A verdadeira vitória na vida não é acumular conforto, mas construir uma estrutura que se fortalece com o inesperado. E para isso é fundamental conquistar a independência financeira. Eu abracei o caos na minha vida, e comecei a andar de ônibus por aí, em prol dessa independência. 

Então, voltamos à pergunta inicial: de que adianta se aposentar cedo e andar de ônibus?

A resposta é simples: adianta muito se você entende que liberdade vale mais do que status. Se você percebe que o luxo que te venderam como “vida boa” talvez seja só uma prisão dourada. Se você enxerga que o ciclo interminável de desejar, comprar, desejar mais um pouco e trabalhar sem parar para bancar tudo isso pode não ser sinônimo de felicidade.

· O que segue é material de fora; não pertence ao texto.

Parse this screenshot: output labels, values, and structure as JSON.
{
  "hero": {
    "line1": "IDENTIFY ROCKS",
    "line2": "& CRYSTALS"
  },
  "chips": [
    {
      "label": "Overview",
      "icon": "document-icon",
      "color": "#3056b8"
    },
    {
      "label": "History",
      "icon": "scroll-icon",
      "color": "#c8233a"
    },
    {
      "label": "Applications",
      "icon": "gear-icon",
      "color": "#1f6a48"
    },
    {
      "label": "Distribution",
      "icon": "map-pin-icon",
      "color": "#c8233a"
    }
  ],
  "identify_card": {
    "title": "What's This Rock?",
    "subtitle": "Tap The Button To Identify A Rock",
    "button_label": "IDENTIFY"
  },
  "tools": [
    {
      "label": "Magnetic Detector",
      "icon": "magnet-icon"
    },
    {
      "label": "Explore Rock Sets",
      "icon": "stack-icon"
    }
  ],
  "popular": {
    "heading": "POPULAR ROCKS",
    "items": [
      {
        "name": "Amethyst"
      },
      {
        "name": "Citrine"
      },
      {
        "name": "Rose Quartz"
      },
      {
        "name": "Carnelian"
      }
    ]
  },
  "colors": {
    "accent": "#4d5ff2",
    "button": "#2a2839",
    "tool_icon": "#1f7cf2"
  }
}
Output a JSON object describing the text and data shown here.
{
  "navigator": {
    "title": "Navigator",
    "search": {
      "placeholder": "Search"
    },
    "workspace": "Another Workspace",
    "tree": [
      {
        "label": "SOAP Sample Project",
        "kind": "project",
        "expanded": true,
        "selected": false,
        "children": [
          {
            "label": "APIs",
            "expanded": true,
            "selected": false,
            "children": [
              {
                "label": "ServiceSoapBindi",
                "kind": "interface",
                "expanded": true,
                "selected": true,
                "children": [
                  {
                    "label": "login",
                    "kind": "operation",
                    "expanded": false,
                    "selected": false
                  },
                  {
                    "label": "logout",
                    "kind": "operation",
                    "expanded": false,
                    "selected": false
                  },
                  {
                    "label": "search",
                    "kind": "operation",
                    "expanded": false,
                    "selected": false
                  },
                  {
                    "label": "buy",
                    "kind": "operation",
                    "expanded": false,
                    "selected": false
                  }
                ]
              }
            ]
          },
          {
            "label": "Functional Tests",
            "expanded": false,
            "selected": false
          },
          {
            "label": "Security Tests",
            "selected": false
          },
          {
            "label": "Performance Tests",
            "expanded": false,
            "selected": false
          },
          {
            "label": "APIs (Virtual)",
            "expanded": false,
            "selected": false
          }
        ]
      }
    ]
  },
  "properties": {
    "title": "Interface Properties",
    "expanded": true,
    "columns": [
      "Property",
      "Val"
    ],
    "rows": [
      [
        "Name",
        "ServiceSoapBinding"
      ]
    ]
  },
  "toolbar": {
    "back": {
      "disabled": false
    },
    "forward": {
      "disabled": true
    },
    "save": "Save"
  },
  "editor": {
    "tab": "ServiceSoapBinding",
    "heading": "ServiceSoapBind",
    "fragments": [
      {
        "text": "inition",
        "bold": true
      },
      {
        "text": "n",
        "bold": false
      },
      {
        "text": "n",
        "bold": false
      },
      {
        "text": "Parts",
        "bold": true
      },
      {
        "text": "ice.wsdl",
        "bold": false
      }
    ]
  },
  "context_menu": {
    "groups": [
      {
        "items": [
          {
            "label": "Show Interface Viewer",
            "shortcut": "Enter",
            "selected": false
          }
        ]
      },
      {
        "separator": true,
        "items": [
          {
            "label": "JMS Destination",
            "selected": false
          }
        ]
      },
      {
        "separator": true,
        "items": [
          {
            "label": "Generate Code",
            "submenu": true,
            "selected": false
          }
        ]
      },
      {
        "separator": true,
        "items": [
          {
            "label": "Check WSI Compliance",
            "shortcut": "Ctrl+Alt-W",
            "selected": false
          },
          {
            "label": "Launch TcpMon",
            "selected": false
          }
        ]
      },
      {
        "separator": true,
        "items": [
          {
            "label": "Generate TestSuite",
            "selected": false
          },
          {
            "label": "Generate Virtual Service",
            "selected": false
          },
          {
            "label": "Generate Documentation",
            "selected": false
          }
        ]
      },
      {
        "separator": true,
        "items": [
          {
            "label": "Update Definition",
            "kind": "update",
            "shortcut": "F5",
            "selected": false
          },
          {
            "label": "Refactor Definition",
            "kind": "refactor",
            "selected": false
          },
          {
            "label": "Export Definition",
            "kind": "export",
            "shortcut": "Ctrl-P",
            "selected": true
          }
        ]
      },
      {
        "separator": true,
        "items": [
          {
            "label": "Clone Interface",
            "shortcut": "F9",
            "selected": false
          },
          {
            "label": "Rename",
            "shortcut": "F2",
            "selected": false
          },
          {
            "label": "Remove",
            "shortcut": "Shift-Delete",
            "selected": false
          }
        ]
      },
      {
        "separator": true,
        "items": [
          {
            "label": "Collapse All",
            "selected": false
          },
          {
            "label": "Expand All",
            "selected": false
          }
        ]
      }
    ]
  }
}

A verdade é que o conceito de “vida boa” que tanta gente defende sem nem pensar talvez seja apenas um reflexo condicionado, um script que seguimos sem questionar. Eu já caí nessa armadilha. Mas hoje, depois de alcançar a independência financeira e ter tempo para pensar no que realmente importa, posso dizer com certeza: prefiro uma vida livre a uma vida cara.

Respostas de 9

  1. Souum FIRE que também anda de ônibus em SP. Quando estou no ônibus penso que talvez eu seja o único ali que poderia comprar o ônibus.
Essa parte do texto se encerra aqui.